Jefferies Settles With SEC Over Illegal Gifts, Entertainment

Jefferies & Co. and two of its executives settled with the Securities and Exchange Commission on Monday over providing Fidelity mutual fund traders with $2 million worth of illegal gifts and entertainment to secure their trading business.

The firm, its director of equities, Scott Jones, and Kevin Quinn, a former senior vice president and equity sales trader, agreed to the settlement proceedings. Quinn agreed to pay $1 in disgorgement and a civil penalty of $468,000, Jones is paying $50,000, and Jefferies is paying $4.2 million in disgorgement to the SEC and $5.5 million to the NASD.

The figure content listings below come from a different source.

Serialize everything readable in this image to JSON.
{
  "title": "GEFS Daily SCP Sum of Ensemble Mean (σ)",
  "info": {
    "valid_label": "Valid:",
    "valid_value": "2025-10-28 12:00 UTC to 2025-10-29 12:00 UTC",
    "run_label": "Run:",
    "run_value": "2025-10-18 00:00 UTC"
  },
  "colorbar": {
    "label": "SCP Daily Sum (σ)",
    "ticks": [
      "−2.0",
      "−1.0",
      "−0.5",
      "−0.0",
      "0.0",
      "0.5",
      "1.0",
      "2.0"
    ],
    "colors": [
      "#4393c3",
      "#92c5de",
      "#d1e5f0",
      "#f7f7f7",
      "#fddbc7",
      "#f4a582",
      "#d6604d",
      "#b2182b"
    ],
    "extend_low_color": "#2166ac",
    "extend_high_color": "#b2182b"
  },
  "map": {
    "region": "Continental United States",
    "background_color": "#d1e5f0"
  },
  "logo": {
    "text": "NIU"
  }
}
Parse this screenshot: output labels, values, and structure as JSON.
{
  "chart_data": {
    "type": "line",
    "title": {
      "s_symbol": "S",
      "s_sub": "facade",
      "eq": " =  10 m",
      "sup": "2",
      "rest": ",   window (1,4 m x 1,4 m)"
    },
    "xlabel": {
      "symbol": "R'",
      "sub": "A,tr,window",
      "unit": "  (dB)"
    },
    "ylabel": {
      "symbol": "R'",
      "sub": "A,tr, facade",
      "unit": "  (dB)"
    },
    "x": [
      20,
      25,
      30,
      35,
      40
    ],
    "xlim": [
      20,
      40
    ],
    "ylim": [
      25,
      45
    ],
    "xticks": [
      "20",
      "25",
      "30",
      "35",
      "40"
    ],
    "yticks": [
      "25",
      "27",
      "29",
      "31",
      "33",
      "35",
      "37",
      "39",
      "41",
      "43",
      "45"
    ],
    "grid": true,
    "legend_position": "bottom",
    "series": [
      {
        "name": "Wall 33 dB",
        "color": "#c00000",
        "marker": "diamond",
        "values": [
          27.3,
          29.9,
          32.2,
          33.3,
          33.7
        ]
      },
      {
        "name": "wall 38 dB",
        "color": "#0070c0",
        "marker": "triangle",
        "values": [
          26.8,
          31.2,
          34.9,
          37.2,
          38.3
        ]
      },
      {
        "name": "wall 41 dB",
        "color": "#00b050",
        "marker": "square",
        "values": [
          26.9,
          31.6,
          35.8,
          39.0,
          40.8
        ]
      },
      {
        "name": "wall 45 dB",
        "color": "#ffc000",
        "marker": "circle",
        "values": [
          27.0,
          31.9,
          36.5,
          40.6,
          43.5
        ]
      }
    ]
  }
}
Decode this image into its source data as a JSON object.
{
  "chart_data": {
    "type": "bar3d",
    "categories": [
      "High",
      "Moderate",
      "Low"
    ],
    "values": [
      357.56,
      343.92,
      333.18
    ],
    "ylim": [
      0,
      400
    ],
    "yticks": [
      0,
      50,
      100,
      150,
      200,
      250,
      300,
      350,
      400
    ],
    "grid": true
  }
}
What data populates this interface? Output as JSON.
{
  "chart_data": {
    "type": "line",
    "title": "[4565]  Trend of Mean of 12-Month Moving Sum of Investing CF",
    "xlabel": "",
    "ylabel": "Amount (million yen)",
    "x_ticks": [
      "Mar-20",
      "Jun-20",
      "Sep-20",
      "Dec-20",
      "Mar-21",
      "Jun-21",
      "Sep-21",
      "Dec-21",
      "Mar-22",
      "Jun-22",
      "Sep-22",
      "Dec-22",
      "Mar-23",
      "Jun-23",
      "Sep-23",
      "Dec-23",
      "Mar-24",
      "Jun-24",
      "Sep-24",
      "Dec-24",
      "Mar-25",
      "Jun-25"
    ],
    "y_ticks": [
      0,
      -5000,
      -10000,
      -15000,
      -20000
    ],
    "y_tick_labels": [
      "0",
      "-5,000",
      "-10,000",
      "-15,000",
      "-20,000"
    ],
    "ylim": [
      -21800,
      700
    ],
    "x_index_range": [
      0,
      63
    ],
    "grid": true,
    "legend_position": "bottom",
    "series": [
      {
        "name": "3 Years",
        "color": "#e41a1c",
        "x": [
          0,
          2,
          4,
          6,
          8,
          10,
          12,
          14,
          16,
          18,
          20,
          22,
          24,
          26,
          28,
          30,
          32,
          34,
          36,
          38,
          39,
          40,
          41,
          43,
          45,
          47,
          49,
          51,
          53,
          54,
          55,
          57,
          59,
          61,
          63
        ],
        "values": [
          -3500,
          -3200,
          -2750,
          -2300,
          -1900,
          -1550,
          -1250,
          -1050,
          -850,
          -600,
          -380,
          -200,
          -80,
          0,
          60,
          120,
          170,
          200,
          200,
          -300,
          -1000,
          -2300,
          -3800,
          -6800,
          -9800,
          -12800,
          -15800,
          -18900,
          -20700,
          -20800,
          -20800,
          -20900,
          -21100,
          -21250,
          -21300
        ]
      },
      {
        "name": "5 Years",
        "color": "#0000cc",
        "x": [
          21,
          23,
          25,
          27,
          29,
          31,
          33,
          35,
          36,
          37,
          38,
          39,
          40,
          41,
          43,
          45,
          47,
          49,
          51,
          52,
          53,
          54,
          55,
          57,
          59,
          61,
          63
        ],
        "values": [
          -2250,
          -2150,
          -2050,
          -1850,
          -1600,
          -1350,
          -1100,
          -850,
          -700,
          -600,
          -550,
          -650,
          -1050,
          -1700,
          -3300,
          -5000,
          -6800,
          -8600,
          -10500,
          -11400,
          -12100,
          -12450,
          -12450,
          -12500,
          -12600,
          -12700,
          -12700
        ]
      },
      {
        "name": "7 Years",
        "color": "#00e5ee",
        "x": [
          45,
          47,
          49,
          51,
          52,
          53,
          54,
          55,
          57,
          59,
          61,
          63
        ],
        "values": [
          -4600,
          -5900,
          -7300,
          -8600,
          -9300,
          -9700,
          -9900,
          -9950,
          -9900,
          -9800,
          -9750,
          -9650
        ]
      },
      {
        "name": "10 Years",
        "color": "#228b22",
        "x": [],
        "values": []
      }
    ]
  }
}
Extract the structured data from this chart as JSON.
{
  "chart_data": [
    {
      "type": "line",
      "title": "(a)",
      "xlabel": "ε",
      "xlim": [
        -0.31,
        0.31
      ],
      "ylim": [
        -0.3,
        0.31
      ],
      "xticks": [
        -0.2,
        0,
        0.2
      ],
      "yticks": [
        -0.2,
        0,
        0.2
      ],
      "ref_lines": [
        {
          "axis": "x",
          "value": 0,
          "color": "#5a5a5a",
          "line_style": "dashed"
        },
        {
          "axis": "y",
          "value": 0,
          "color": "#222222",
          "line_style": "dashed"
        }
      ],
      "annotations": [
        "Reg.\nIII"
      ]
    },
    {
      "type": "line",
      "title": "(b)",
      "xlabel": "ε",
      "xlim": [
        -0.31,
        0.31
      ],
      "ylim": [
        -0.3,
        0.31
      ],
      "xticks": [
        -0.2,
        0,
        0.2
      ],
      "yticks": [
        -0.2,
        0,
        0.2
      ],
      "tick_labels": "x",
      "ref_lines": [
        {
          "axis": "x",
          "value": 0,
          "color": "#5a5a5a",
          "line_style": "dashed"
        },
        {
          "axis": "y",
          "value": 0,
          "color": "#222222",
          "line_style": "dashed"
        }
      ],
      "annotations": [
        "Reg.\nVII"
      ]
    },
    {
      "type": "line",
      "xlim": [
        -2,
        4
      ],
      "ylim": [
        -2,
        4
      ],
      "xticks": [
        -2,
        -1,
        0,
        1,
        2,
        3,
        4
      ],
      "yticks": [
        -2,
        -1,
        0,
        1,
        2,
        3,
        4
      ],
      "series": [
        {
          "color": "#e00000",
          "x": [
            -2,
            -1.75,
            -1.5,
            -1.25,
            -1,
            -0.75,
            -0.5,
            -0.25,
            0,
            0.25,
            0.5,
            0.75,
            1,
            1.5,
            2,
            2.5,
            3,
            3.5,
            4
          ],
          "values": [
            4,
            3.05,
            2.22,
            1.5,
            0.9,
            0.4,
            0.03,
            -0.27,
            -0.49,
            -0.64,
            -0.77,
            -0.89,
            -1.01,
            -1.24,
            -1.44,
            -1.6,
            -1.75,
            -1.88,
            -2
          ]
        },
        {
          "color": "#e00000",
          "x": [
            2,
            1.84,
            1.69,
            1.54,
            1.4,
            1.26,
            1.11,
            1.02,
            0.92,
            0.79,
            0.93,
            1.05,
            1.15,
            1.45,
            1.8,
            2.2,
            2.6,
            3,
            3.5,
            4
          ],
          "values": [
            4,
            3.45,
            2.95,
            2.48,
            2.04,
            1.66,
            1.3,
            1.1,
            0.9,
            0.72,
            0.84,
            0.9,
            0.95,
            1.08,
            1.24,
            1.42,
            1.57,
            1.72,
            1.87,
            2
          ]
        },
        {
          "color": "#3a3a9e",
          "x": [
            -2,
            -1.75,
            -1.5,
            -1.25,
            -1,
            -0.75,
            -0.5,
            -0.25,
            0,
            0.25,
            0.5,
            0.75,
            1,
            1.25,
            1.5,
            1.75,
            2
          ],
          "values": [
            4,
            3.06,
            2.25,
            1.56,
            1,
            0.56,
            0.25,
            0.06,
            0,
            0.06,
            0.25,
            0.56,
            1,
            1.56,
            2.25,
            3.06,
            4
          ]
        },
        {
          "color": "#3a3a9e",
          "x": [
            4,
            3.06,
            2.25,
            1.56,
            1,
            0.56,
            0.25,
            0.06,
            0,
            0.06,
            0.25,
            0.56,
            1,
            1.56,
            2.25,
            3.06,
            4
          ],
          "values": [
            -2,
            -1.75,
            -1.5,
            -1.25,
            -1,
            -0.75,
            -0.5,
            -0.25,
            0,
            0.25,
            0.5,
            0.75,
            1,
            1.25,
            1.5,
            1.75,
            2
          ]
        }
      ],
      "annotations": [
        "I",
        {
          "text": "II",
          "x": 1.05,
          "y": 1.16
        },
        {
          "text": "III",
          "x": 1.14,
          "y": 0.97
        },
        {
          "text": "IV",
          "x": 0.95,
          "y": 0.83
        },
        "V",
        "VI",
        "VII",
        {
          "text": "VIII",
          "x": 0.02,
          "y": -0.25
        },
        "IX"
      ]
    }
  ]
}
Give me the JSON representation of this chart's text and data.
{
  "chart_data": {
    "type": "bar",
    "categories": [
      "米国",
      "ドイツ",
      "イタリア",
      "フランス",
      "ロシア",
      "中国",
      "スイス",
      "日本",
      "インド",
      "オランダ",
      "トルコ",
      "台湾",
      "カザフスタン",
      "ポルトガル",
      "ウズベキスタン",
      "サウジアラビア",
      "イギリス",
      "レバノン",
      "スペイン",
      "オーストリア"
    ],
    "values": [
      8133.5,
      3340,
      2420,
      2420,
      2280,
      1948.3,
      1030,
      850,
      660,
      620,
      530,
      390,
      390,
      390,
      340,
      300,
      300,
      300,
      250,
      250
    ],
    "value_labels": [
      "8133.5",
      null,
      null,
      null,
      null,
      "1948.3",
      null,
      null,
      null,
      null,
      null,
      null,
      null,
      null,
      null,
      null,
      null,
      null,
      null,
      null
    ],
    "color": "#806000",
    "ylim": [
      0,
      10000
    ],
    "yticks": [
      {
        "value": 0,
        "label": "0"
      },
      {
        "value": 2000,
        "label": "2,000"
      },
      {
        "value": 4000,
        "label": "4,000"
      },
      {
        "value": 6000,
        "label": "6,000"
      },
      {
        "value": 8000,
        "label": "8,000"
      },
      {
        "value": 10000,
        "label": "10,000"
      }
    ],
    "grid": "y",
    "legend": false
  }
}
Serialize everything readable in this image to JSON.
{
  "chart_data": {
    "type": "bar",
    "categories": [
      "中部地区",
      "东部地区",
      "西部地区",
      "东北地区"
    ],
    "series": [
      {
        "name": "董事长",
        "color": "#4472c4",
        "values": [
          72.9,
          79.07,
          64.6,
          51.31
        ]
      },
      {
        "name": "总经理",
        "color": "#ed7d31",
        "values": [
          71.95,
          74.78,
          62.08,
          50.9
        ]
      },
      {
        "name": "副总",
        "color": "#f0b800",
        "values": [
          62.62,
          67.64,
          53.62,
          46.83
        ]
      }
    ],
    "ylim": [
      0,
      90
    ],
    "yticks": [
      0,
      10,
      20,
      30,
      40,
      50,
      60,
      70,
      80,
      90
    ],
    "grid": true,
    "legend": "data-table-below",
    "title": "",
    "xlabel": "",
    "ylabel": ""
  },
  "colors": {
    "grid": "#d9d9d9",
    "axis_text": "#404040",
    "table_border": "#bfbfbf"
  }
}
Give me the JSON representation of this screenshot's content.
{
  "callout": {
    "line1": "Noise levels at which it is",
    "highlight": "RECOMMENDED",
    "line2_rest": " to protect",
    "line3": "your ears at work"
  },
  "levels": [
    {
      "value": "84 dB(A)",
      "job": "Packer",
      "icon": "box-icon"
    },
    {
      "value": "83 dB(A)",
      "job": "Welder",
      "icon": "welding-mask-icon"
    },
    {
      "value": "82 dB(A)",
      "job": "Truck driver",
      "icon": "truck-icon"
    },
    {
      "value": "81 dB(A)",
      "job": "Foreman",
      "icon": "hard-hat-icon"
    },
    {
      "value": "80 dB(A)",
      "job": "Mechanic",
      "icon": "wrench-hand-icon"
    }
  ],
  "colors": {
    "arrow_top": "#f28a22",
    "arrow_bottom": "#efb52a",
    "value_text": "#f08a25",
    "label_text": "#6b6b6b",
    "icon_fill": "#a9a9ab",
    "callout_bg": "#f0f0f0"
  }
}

The SEC found that Jefferies hired Quinn in 2002 to increase Jefferies’ brokerage business with Fidelity, with which Quinn had a pre-existing relationship. The firm provided Quinn with an annual $1.5 million travel and entertainment budget, which he used to lavish gifts on the advisor’s most successful equity traders and its head of equity trading between May 2002 and October 2004. The SEC also found that the firm and Jones failed to supervise Quinn’s misconduct.

The SEC found that Quinn provided the traders with golf trips that included lodging at expensive hotels and transportation via private jets. He also showered them with golf merchandise and other presents, and gave them tickets to major sporting events, Broadway shows and concerts. On one occasion, he even paid for one of the trader’s bachelor party in Miami.

“It is illegal for brokers to compensate mutual fund traders for brokerage business,” said Walter G. Ricciardi, deputy director of the SEC’s enforcement division. “The traders’ loyalty and allegiance are owed solely to investors, and such compensation may harm investors by impairing the traders’ objective judgment.